Documenting Mappings#
As with other entities, Flowman tries to automatically infer a meaningful documentation for mappings, especially for the schema of all mappings outputs. But of course this is not always possible especially when mappings perform complex transformations such that a single output column depends on multiple input columns. Probably the most complex example is the SQL mapping which allows implementing most complex transformations.
In order to mitigate this issue, you can explicitly provide additional documentation for mappings via the
documentation
tag, which is supported by all mappings.
Example#
mappings:
# Extract multiple columns from the raw measurements data using SQL SUBSTR functions
measurements_extracted:
kind: select
input: measurements_raw
columns:
usaf: "SUBSTR(raw_data,5,6)"
wban: "SUBSTR(raw_data,11,5)"
date: "TO_DATE(SUBSTR(raw_data,16,8), 'yyyyMMdd')"
time: "SUBSTR(raw_data,24,4)"
air_temperature: "CAST(SUBSTR(raw_data,88,5) AS FLOAT)/10"
air_temperature_qual: "SUBSTR(raw_data,93,1)"
# Explicit documentation section for annotating columns from above
documentation:
columns:
# You can document any column you like, you don't have to provide a description for all of them
- name: usaf
description: "The USAF (US Air Force) id of the weather station"
- name: wban
description: "The WBAN id of the weather station"
- name: date
description: "The date when the measurement was made"
- name: time
description: "The time when the measurement was made"
- name: report_type
description: "The report type of the measurement"
- name: air_temperature
description: "The air temperature in degree Celsius"

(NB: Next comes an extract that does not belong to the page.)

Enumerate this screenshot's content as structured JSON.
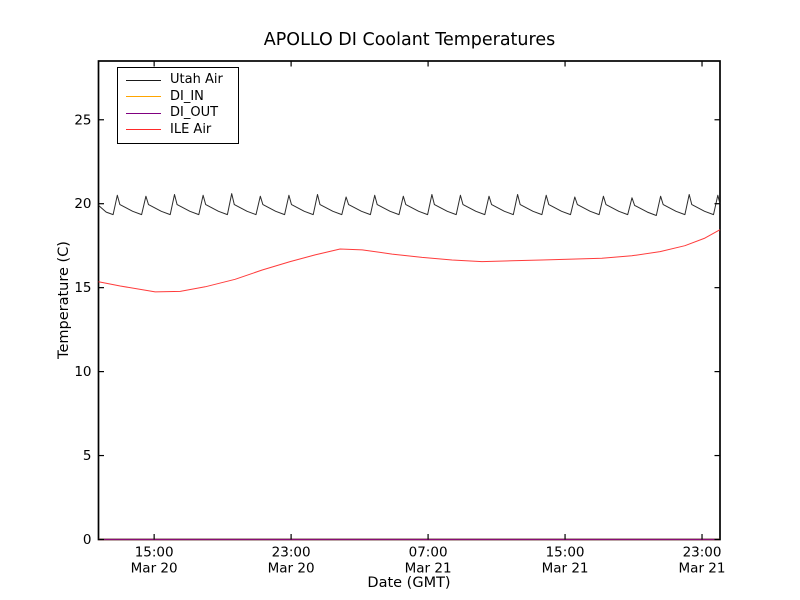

- name: air_temperature_qual
description: "The quality indicator of the air temperature. 1 means trustworthy quality."
Fields#
description
(optional) (type: string): A description of the mappingcolumns
(optional) (type: schema): A documentation of the output schema. Note that Flowman will inspect the schema of the mapping itself and only overlay the provided documentation. Only fields found in the original output schema will be documented, so you cannot add fields to the documentation which actually do not exist.